Bekir Ağırdır uzun süredir ülkenin içinde bulunduğu iklime dair araştırıyor ve düşüncelerini farklı platformlarda dile getiriyor. “Kutuplaşma toplumun farklı görüş, umut ve ideolojilerle ayrılması değil, bu grupların hiçbir koşulda diğer tarafa geçme ihtimalinin kalmamasıdır. Tehlikeli olan da budur” diyen Ağırdır, Ruşen Çakır'ın sunduğu Medyascope programında içinde bulunduğumuz durumu net bir şekilde özetliyor. “Sağırlaştık, sağırlaşıyoruz. Çünkü öbür tarafı duymuyoruz artık. İki, giderek dilsizleşiyoruz. Çünkü aynı şeyleri birbirimize söyleyerek bir süre sonra bakışlarımızla anlaşıyoruz. Üç, siyasallaşıyoruz. Akademisyenlerimizden gazetecilerimize, araştırmacılarımızda banka yöneticilerimize kadar siyasallaşıyoruz. Kendi işimizi yapmayı unuttuk. Kendi işini düzgün yapan insanları takdir etmeyi de unuttuk” diyor Ağırdır. Bunu entelektüel ıssızlık olarak tanımlıyor: “Kutuplaşmanın yarattığı en büyük sorunlardan biri entelektüel ıssızlık.”

Siyasallaşma ve kutuplaşma bir taraftan sansürü ve otosansürü getiriyor. İşin bu kısmını biliyoruz.
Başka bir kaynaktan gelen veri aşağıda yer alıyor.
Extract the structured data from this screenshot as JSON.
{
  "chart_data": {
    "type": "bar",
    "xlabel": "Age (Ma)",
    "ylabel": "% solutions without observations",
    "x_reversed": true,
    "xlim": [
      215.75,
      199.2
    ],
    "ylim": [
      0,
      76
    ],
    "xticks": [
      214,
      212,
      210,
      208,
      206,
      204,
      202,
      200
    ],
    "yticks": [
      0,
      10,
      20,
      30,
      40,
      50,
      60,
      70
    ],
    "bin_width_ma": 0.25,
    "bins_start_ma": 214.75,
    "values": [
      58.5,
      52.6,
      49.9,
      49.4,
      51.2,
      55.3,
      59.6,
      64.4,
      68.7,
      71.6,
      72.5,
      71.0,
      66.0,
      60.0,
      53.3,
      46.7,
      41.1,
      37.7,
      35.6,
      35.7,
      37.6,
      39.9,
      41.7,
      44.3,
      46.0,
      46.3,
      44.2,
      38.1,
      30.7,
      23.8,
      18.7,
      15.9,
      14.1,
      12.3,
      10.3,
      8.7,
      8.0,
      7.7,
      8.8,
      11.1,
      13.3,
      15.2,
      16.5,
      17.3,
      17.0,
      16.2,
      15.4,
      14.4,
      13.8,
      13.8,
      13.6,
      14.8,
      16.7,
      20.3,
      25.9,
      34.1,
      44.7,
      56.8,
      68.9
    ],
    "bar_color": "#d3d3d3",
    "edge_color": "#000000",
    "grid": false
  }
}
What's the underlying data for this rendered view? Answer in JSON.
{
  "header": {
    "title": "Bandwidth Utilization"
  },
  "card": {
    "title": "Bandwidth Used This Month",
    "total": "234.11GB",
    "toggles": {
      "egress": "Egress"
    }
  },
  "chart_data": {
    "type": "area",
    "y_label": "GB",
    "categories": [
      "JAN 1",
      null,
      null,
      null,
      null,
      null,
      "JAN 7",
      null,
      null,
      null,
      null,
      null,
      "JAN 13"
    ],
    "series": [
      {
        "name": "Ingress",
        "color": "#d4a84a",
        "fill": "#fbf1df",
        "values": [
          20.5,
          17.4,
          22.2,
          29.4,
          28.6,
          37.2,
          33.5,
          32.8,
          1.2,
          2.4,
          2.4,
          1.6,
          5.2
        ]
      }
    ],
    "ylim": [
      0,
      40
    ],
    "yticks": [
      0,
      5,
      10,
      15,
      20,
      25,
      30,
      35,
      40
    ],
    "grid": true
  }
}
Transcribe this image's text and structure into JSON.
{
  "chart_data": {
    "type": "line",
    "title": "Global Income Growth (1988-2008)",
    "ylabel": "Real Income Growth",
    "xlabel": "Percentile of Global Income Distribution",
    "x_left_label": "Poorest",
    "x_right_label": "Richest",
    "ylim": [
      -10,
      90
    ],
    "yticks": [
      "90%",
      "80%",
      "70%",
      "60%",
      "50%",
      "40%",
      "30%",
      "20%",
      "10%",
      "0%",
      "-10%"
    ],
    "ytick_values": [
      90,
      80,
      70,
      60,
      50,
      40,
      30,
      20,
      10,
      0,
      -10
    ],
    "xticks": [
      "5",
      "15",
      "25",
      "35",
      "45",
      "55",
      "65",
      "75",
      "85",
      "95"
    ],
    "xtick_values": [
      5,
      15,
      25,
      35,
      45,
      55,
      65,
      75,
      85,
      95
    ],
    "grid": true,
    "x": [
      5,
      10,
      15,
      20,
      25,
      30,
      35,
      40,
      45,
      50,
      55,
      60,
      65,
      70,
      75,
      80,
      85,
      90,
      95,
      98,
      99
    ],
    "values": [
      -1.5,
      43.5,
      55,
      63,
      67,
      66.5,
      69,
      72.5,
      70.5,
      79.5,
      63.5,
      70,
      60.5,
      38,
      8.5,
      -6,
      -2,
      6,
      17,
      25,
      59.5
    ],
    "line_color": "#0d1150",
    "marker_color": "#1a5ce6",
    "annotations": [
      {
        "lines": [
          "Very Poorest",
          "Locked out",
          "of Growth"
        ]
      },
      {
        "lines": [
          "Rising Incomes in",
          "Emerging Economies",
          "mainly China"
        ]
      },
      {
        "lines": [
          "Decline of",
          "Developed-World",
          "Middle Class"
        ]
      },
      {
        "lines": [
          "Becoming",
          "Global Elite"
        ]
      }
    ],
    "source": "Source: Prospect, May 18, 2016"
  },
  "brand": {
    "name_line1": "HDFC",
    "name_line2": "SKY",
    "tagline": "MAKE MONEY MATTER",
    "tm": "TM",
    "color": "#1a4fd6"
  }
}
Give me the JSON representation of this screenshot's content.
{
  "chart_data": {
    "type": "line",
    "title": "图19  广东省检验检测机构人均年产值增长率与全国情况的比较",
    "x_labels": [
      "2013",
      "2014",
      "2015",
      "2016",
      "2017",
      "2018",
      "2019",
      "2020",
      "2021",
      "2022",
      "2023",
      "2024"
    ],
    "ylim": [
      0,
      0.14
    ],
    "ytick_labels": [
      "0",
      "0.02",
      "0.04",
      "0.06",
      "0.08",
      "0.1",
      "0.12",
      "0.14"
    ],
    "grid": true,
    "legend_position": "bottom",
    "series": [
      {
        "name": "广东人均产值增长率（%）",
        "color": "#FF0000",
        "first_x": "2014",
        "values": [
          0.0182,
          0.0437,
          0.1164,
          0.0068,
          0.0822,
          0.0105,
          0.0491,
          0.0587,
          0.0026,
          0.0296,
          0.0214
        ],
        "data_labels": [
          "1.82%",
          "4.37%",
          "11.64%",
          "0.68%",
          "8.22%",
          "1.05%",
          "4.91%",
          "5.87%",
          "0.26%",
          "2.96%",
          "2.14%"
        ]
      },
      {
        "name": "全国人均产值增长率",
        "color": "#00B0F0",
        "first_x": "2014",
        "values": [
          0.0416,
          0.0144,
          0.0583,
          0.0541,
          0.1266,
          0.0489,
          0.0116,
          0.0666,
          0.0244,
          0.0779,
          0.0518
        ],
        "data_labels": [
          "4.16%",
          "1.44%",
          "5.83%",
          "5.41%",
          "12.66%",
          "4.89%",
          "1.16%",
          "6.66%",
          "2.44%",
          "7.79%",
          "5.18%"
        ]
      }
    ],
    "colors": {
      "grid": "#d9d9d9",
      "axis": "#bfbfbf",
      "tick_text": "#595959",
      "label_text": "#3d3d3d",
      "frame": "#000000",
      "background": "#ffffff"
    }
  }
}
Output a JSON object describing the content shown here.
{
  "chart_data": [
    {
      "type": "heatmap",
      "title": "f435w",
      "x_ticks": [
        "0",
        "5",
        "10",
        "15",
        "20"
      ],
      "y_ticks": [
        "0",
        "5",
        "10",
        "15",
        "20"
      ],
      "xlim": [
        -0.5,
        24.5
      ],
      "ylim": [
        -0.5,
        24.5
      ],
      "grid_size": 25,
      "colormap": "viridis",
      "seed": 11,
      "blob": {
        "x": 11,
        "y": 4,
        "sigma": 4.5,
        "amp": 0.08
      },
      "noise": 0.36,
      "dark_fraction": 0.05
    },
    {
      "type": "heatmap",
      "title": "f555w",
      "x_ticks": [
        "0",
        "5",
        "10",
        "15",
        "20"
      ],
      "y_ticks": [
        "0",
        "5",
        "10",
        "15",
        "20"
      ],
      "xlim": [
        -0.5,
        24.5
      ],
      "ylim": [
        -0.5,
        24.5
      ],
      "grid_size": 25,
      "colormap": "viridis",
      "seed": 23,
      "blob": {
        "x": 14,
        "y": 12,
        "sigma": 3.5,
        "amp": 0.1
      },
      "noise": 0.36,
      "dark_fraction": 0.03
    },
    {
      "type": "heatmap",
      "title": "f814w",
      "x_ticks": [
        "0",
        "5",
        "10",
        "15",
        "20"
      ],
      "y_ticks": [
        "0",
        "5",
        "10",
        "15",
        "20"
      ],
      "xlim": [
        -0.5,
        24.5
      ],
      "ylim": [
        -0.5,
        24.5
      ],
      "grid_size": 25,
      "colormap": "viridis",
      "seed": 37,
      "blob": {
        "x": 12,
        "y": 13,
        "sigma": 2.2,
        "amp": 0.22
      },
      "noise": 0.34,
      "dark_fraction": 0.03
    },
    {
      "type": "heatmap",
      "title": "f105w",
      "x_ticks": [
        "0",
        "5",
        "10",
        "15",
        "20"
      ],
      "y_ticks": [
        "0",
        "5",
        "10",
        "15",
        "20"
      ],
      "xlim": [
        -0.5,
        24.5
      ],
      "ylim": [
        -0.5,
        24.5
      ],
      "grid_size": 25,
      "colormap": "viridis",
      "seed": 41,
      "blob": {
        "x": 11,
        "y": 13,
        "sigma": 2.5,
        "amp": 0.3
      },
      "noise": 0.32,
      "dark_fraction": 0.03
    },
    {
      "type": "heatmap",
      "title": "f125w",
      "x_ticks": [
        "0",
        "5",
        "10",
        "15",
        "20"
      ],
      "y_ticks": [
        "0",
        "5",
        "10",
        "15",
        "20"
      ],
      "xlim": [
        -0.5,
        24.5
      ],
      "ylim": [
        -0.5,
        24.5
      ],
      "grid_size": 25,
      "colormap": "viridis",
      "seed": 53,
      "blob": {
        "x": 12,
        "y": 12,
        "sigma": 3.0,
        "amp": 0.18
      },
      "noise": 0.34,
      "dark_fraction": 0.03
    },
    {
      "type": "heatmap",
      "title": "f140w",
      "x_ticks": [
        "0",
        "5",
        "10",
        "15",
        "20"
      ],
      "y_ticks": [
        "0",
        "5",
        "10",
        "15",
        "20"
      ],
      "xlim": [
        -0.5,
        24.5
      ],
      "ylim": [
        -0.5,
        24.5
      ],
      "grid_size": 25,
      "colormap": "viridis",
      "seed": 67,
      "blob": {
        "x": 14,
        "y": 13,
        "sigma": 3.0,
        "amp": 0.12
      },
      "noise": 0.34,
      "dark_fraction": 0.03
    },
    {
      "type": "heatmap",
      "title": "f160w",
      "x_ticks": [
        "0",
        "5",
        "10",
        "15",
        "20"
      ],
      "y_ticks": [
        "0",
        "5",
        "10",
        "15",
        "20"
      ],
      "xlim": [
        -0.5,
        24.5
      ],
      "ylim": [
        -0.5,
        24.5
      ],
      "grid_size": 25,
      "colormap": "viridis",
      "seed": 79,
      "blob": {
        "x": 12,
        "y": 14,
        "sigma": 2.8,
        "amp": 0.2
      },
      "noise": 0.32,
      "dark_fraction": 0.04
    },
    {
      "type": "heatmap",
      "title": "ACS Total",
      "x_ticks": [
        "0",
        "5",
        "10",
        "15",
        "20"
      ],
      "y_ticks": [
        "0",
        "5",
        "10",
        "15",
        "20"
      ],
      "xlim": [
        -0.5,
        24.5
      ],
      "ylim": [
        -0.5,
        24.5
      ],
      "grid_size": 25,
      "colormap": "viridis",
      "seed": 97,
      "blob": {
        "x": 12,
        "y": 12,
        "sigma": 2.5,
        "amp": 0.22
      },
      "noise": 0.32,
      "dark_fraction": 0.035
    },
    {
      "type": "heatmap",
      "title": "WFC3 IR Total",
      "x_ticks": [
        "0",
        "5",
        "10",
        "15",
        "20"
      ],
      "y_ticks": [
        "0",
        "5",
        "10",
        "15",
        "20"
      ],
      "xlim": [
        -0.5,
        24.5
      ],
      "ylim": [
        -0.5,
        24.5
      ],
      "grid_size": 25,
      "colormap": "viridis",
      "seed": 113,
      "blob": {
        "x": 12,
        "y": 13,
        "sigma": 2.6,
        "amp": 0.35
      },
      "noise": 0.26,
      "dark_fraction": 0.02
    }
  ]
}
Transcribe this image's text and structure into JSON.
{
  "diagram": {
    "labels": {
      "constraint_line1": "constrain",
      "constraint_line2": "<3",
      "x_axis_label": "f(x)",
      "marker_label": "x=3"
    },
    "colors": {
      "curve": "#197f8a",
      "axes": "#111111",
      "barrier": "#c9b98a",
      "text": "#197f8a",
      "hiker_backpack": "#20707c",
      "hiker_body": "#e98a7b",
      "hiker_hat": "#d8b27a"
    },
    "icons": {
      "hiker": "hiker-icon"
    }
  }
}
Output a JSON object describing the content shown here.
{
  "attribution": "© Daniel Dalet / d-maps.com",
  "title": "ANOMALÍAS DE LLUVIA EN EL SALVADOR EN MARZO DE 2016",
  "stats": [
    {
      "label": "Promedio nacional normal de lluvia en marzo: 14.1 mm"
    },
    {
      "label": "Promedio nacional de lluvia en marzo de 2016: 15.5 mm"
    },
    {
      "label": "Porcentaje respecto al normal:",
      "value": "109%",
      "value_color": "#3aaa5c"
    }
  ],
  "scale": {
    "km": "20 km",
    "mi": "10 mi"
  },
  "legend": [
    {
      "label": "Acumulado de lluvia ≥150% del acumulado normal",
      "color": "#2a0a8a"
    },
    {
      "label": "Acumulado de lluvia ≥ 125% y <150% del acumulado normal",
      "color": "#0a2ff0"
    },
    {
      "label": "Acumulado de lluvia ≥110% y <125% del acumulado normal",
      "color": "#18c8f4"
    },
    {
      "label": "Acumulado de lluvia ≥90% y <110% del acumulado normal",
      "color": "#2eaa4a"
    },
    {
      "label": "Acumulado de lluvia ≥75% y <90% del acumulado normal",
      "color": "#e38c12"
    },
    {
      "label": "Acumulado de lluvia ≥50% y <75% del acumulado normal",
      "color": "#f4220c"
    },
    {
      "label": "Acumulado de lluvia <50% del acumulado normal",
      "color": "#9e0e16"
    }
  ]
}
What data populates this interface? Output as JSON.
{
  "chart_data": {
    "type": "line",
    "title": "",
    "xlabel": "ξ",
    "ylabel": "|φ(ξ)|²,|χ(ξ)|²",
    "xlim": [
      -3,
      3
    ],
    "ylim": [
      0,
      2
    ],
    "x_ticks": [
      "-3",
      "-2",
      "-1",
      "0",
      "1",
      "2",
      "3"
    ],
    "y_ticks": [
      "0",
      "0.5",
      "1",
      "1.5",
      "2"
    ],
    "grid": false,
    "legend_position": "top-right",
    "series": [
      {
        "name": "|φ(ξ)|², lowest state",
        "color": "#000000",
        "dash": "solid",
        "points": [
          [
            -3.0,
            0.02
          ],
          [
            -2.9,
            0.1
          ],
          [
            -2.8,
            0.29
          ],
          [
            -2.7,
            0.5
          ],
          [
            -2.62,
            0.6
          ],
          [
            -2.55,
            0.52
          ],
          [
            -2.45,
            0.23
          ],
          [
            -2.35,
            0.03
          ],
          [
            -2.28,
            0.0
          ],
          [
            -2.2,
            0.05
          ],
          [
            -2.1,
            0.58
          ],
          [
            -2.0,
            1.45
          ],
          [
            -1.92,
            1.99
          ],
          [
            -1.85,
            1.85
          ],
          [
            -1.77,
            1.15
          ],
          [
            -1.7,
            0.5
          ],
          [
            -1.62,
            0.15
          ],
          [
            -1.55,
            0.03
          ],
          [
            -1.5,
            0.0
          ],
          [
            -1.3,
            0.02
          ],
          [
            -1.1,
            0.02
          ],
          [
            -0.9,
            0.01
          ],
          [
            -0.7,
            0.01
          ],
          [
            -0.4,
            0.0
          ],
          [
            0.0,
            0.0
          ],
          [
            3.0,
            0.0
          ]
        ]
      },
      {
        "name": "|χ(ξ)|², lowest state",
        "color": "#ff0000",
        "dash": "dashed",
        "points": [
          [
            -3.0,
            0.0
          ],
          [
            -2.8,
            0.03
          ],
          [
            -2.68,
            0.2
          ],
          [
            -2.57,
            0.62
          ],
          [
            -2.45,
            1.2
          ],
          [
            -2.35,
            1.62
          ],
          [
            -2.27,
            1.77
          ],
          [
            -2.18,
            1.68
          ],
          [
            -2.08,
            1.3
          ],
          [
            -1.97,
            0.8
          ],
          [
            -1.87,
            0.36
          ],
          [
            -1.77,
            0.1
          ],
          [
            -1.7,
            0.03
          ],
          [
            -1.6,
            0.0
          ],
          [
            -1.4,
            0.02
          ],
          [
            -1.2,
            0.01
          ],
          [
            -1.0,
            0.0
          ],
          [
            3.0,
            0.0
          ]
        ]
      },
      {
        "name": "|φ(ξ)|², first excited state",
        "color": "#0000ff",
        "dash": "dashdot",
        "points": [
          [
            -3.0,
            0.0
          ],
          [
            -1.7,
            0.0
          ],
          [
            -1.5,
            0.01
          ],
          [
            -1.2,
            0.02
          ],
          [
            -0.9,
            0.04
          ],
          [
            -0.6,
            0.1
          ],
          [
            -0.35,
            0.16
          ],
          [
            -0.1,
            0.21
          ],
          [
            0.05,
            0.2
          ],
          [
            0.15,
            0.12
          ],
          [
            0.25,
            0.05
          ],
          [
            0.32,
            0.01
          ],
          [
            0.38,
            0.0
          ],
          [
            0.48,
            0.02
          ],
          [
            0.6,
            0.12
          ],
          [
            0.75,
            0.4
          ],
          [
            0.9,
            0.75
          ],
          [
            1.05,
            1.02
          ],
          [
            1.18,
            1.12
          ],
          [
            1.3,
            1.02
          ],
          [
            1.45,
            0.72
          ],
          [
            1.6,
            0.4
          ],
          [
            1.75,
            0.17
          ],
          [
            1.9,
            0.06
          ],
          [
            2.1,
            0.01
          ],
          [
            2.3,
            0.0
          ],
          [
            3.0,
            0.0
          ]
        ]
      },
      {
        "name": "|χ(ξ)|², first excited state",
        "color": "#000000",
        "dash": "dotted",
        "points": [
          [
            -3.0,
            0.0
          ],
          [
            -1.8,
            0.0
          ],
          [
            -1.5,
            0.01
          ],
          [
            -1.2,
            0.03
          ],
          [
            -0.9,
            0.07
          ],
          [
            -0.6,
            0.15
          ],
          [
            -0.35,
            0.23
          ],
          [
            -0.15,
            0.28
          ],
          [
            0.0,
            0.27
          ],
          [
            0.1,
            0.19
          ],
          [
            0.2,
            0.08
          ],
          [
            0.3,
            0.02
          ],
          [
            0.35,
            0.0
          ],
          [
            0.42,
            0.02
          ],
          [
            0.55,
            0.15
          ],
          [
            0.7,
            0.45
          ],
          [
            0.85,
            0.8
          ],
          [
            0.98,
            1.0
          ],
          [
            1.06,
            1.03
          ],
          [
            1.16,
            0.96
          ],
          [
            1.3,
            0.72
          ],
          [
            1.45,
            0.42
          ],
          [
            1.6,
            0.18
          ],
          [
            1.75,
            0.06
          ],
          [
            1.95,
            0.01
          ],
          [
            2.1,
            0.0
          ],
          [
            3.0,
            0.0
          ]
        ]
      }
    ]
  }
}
Ancak kültür ve sanat haberciliğine dair asıl üzerinde durmak istediğim mesele siyasetin artık hayatımızda başat rol üstlenmesi.

Güncel politik konuların tartışıldığı bir ortamda bir sergi eleştirisi yazdığınızda kaç kişinin ilgisini çekebilirsiniz ki? Sosyal medya mecralarının algoritmaları da az okunan ve bu kutuplaştırmanın dışında kalan yazıları, mesela eleştiri yazılarını daha da geriye düşürüyor. Bu nedenle sanat yazarlarının önüne iki yol çıkıyor.

Bir tarafta bu kutuplaşmanın bir parçası olarak sanat yazarından gayet politika yazısı diyebileceğimiz, agresif, sanatçının ipliğini pazara çıkardığını iddia eden, saldırgan yazılar yazması bekleniyor. Sanat kurumları, sanatçılar, sergiler, eserler eleştiriye tabi tutulacaklar elbette. Ancak öne çıkmak ve “gerçek eleştirmen” sıfatını almak için bu kavga kültürünün bir ucundan tutmanız gerekiyor. Had bildiren, bir şeylerin sonunun geldiğini muştulayan, sanatçıya ve okura yeni önermeler sunmaktansa, genelleyici hükümler bildirmeniz makbul sayılıyor.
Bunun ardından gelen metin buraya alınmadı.